Een van de storingen van de injectiemotor is het uitvallen van de nokkenaspositiesensor. Tegelijkertijd gaat de Chek-indicator op het instrumentenpaneel branden, de motor begint onstabiel te werken, met tussenpozen. Om deze sensor te testen is een tester of multimeter nodig.
Het is nodig
tester (multimeter)
instructies:
Stap 1
Zoek de plaatsingsbus met de nokkenaspositiesensor (CMP) op de kop van het motorblok. Controleer de o-ring op beschadigingen. Zorg ervoor dat de sensorbehuizing en de tandwielrotor ook vrij zijn van beschadigingen of metaaldeeltjes.
Stap 2
Nadat u ervoor heeft gezorgd dat het contact van de auto is uitgeschakeld, koppelt u de stroom- en motorbedieningsdraden los van de sensor. In de regel worden deze draden vastgemaakt met standaard connectoren, dus om de draden los te koppelen, volstaat het om op de blokvergrendeling te drukken. Let op de draadconnector. Het moet drie contacten hebben: een positief voedingscontact (plus), een massacontact (min) en een signaalcontact.
Stap 3
Zet het contact van de auto aan. Meet met behulp van een voltmeter (tester) de spanning op de positieve voedingsdraad van de nokkenaspositiesensor. Sluit in dit geval de negatieve sonde van het apparaat aan op de motormassa. De op deze manier gemeten spanning moet overeenkomen met de spanning op de accupolen. Als de gemeten spanning niet overeenkomt met de voedingsspanning, is het voedingscircuit van de sensor defect. Meet op dezelfde manier de spanning op het massacontact van de sensor. Het moet nul zijn.
Stap 4
Sluit de positieve en negatieve voedingsdraden van de DPRV aan. Maak bij het aansluiten van de middelste (signaal)draad van de sensor deze aansluiting door middel van een voltmeter (tester). Met andere woorden, een van de voltmetersondes moet de signaaluitgang van de sensor raken, de andere - de signaalingang van het motorregelsysteem. In de meeste gevallen vereist dit het doorknippen van de signaaldraad en het aansluiten van een tester op de uiteinden van de blootliggende draden.
Stap 5
Start de motor met een starter. Een werkende sensor moet een spanningsschommeling vertonen van nul tot 5 volt.

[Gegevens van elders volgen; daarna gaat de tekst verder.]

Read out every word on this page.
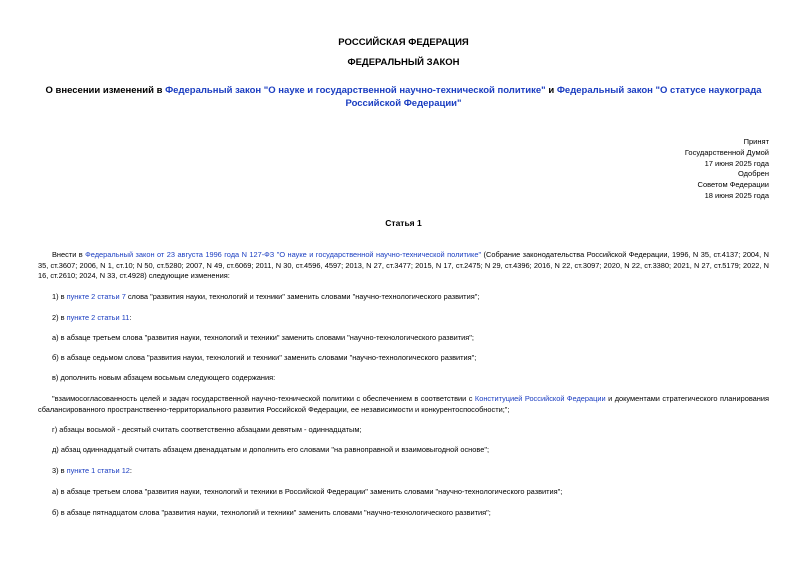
РОССИЙСКАЯ ФЕДЕРАЦИЯ
ФЕДЕРАЛЬНЫЙ ЗАКОН
О внесении изменений в Федеральный закон "О науке и государственной научно-технической политике" и Федеральный закон "О статусе наукограда Российской Федерации"
Принят
Государственной Думой
17 июня 2025 года
Одобрен
Советом Федерации
18 июня 2025 года
Статья 1
Внести в Федеральный закон от 23 августа 1996 года N 127-ФЗ "О науке и государственной научно-технической политике" (Собрание законодательства Российской Федерации, 1996, N 35, ст.4137; 2004, N 35, ст.3607; 2006, N 1, ст.10; N 50, ст.5280; 2007, N 49, ст.6069; 2011, N 30, ст.4596, 4597; 2013, N 27, ст.3477; 2015, N 17, ст.2475; N 29, ст.4396; 2016, N 22, ст.3097; 2020, N 22, ст.3380; 2021, N 27, ст.5179; 2022, N 16, ст.2610; 2024, N 33, ст.4928) следующие изменения:
1) в пункте 2 статьи 7 слова "развития науки, технологий и техники" заменить словами "научно-технологического развития";
2) в пункте 2 статьи 11:
а) в абзаце третьем слова "развития науки, технологий и техники" заменить словами "научно-технологического развития";
б) в абзаце седьмом слова "развития науки, технологий и техники" заменить словами "научно-технологического развития";
в) дополнить новым абзацем восьмым следующего содержания:
"взаимосогласованность целей и задач государственной научно-технической политики с обеспечением в соответствии с Конституцией Российской Федерации и документами стратегического планирования сбалансированного пространственно-территориального развития Российской Федерации, ее независимости и конкурентоспособности;";
г) абзацы восьмой - десятый считать соответственно абзацами девятым - одиннадцатым;
д) абзац одиннадцатый считать абзацем двенадцатым и дополнить его словами "на равноправной и взаимовыгодной основе";
3) в пункте 1 статьи 12:
а) в абзаце третьем слова "развития науки, технологий и техники в Российской Федерации" заменить словами "научно-технологического развития";
б) в абзаце пятнадцатом слова "развития науки, технологий и техники" заменить словами "научно-технологического развития";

Als de sensor defect is, vervangt u deze door een nieuwe. Om dit te doen, koppelt u alle draden los, draait u de bout van de bevestiging los en verwijdert u de DPRV uit de installatieaansluiting. Voer de montage van de nieuwe sensor in omgekeerde volgorde uit. Het aanhaalmoment van de bevestigingsbout moet 10 Nm zijn. Vergeet niet om de rubberen doorvoer te monteren waar de sensor en de blokkop samenkomen.